Peanut Butter Protein Cookies: Healthy Protein Snacks
The main component of peanut butter cookies, peanut butter, gives them their name. The dough is pricked with a fork to create the “cross” shape on top of the light brown cookies. The phrase “necessity is the mother of innovation” was meant to be for peanut butter cookies. Peanut butter cookies were created in America and have been around since the early 1900s, according to the oldest records. Following a major boll weevil invasion on cotton around this time, educator George Washington Carver fervently began to urge farmers to abandon the crop.
To combat this infestation, Baker advocated the use of peanuts, noting their health benefits. To further support his position, he developed a collection of recipes, many of which had peanuts as an ingredient. In this newsletter, How to Grow Peanuts and 105 Ways to Prepare It for Human Consumption, peanut butter cookies are first documented. According to the recipe, peanut butter was still not made from crushed peanuts. Later, in the late 1920s, peanut butter began to replace crushed peanuts. However, peanut butter cookies later became a popular snack for many people around the world. A multitude of techniques can be used to consume the adaptive cookie.
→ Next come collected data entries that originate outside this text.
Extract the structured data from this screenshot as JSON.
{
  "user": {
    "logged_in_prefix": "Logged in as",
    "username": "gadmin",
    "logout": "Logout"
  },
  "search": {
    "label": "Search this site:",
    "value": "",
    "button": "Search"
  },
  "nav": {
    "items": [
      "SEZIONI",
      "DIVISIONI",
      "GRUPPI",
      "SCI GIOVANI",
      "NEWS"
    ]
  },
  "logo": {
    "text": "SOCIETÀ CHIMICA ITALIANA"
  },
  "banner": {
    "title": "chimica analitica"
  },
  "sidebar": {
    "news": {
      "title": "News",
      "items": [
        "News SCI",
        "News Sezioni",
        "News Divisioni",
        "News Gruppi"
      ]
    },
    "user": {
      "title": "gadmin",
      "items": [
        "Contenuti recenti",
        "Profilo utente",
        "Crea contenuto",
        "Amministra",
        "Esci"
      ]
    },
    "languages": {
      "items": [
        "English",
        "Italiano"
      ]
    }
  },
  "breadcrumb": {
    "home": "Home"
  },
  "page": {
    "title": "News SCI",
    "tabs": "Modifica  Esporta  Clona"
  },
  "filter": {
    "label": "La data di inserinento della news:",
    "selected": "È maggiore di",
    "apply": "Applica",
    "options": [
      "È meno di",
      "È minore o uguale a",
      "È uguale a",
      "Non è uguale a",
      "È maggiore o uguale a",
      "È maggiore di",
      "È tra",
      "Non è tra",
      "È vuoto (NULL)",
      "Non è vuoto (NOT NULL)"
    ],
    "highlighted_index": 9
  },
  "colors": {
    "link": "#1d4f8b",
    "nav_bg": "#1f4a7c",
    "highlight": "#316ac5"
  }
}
- 1/2 cup peanut butter or nut butter of your choice, I used shelf stable natural peanut butter – see notes if using refrigerated/dripping nut butter
- 1/4 cup coconut or light brown sugar
- 1/4 teaspoon kosher salt
- 1 large egg
- 1 large egg white
- 1/2 teaspoon pure vanilla extract
- 1/4 teaspoon baking soda
- 1/2 cup vanilla whey protein powder (36 grams)
- 2 tablespoons coconut flour
- 3 tablespoons mini chocolate chips
- Your oven should be preheated to 350 degrees F. Place a rack in the center of the oven. Use parchment paper to line a baking sheet.
- Combine peanut butter, coconut sugar, salt, egg, egg white and vanilla essence in a medium bowl. Quickly mix the ingredients together until well combined. Add baking soda on top. Combine protein powder and coconut flour using a rubber spatula. Although it may seem quite dry at first, the mixture will continue to come together as you swirl and press. Add the chocolate chips and mix.
- At this point, assess your dough as the moisture content may differ depending on the type of nut butter and protein powder you are using. It should be a bit sticky but not completely mushy. Add extra protein powder if you want a harder dough. Sprinkle a little milk (or almond milk) over the mixture for a looser batter and, using a spatula, fold in until the batter comes together.
- Drop tablespoonfuls of cookie dough onto the baking sheet you prepared using a small cookie scoop or spoon (you will have 12-14 cookies total). Because the cookies will not spread but will puff up during baking, gently flatten the tops of the cookies with your fingertips.
- Bake for 5 to 6 minutes, or until the edges are just beginning to brown and are dry to the touch, but the centers are still a bit mushy. Do not overcook! The cookies should cool on the baking sheet for three minutes before being immediately moved to a wire rack to finish cooling.
Due to the substitution of whey protein and coconut flour for wheat flour, these Peanut Butter Chocolate Chip Protein Cookies are naturally gluten-free. These handmade peanut butter protein cookies are moist and soft. 7 grams of protein, 112 calories and low carb! Made with vanilla whey protein, a flour-free and gluten-free dish. Instead of spending money on premade protein cookies, try this simple recipe.